Masterpieces created by unknown masters more than 500 years ago tell about the fate of an ancient African kingdom.

Commemorative head of a ruler, 17th century, British Museum

Sensation

At the very end of the 19th century, these amazing objects – literally overnight and in thousands at once – hit the European art market and made a splash. Beautiful and technically perfect metal plates with relief images of scenes from some otherworldly life, carved ivory, strange ritual heads, lanterns, figurines of people and animals, and much more – it was a detailed picture of the whole world, a powerful kingdom with a developed cultural and social life, the existence of which few people knew. And what was especially striking for the Europeans of that time was that this world existed in “wild” Africa. Benin bronzes caused a stir at auctions – museums, private collectors, and art dealers sought to get them. The director of the Berlin Ethnological Museum, Felix von Luschan, would later write: “Neither Benvenuto Cellini himself, nor anyone before him or after him, could have done better. Technically, these bronzes represent the pinnacle of perfection.”

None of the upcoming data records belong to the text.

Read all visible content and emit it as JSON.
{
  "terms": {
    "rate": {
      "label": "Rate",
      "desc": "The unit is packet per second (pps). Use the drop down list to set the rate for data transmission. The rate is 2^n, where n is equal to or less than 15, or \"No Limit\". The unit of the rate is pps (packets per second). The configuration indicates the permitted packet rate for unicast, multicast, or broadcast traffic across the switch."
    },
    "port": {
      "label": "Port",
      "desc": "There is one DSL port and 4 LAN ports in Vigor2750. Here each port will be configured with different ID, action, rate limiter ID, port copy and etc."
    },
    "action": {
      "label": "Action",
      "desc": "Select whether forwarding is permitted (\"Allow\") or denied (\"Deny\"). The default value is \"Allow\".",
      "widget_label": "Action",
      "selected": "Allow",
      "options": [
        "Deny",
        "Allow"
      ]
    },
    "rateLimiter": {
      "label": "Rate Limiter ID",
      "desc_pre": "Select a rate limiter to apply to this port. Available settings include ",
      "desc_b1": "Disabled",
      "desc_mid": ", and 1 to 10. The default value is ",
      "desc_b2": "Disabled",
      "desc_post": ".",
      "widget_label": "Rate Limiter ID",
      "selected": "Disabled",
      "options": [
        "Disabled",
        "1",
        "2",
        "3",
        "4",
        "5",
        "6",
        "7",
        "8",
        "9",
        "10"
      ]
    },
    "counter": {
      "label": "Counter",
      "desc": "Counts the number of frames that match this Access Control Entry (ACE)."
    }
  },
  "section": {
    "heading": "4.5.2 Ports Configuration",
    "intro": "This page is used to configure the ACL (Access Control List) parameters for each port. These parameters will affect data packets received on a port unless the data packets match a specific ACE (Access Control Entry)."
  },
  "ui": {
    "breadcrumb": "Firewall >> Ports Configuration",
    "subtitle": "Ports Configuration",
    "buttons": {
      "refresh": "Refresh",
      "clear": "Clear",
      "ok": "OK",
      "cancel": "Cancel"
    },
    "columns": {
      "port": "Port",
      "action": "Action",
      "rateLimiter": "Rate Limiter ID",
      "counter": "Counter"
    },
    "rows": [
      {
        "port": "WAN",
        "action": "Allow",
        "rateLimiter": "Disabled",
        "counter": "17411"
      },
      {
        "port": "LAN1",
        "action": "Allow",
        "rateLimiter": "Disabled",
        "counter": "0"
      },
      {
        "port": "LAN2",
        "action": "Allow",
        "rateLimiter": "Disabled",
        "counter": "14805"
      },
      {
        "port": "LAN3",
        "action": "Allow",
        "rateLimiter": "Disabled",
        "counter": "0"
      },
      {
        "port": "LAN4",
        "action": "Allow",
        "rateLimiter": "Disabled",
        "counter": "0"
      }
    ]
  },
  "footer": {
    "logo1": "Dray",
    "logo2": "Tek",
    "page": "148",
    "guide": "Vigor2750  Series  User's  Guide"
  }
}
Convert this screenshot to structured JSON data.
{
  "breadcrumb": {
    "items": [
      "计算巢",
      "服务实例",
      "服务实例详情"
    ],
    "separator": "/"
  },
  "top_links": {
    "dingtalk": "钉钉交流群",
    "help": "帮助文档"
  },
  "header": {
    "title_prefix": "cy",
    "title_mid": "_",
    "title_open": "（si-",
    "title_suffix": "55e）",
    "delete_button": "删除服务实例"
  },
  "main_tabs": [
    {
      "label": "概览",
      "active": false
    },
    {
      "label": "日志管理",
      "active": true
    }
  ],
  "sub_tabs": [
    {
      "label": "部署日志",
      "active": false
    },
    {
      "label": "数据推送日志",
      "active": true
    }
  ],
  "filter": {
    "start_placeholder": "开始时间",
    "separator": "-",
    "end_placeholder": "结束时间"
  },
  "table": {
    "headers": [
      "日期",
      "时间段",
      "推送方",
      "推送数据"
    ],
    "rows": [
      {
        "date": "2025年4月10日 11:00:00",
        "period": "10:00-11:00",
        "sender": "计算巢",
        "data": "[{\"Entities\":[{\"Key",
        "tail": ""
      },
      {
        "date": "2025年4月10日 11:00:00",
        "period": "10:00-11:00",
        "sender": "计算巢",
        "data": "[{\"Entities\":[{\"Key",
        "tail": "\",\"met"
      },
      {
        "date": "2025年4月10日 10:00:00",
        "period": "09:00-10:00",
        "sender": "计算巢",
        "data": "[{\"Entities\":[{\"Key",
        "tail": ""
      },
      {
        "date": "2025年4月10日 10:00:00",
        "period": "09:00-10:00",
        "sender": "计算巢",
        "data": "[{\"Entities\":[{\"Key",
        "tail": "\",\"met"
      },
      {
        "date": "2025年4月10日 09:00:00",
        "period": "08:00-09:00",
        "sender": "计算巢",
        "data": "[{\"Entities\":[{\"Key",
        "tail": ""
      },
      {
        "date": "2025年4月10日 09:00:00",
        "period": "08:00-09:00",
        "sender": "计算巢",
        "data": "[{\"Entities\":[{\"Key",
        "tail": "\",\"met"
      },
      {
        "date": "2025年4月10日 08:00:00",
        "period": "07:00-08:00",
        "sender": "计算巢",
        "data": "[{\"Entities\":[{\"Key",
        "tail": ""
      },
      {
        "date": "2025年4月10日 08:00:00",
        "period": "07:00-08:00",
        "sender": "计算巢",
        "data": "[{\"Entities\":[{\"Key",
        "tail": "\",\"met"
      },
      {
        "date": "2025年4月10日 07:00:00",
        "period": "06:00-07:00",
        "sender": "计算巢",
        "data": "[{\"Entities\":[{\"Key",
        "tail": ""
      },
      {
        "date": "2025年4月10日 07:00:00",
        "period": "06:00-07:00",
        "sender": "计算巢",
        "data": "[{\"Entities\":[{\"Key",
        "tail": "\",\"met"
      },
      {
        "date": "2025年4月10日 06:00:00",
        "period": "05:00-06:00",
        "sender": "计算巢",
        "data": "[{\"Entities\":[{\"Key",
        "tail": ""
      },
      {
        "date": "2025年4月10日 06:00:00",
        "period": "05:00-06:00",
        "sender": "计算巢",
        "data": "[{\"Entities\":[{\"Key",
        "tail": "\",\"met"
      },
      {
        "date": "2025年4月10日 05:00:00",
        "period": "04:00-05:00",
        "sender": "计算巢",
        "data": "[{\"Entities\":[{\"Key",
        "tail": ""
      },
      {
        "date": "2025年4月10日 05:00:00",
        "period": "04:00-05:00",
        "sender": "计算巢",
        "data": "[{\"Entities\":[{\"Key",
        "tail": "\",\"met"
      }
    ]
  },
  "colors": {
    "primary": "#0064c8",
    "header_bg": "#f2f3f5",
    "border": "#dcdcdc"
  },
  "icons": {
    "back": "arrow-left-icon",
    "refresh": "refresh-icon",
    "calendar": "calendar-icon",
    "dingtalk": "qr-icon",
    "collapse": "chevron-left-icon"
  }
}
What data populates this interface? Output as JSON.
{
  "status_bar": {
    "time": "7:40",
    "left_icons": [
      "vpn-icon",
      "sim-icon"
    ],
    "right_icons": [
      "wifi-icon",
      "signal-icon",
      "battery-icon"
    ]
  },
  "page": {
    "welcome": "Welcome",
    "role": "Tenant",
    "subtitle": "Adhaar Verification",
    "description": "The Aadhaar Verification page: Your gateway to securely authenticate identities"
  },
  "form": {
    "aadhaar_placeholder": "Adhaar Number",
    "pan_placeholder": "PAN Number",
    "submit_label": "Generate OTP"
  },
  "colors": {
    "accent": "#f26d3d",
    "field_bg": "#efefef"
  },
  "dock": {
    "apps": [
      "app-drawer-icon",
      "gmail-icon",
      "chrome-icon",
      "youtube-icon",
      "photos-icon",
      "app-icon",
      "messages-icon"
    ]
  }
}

Queen Mother Idia, ivory pendant, 16th century, Metropolitan Museum of Art

Nigerian brass

The concept of “Benin bronzes” is rather arbitrary, since it combines about 4,000 very different items – from brass (not bronze!), ivory, wood, leather and corals. They were created around the 16th-17th centuries, but not where modern Benin is located, but nearby – in the territory that now belongs to the Nigerian state of Edo. The confusion with the names is a reminder of the times when the Europeans turned the Bay of Benin into the Slave Coast, and then completely divided the continent into their colonies. The meeting with the Europeans first brought good luck and prosperity to the kingdom of Benin, and then a complete collapse. About 500 years passed between these two events. And the Benin bronzes, in addition to their high aesthetic and artistic value, became a rich chronicle of the ancient kingdom of the Bini (or Edo) people during its heyday. They say little about the people themselves, but they give a detailed picture of the life of the second dynasty of the kings of Benin, which was founded in the 13th century and, surprisingly, still exists today. Successive kings – both – gradually rebuilt the main (and only) city of their state, known today as Benin City. The center of it and the whole kingdom was a huge palace complex. The first description of it at the beginning of the 17th century was left by the Dutch traveler Olfert Dapper: “The palace, as large as the city of Haarlem, is completely protected by a wall. It is divided into many magnificent stucco rooms where the courtiers live. It has beautiful courtyards with long galleries the size of the stock exchange in Amsterdam.” According to Dapper, the wooden supports of the roof and walls of the palace were decorated with thousands of brass relief plates depicting both and their courtiers during military exploits and religious ceremonies.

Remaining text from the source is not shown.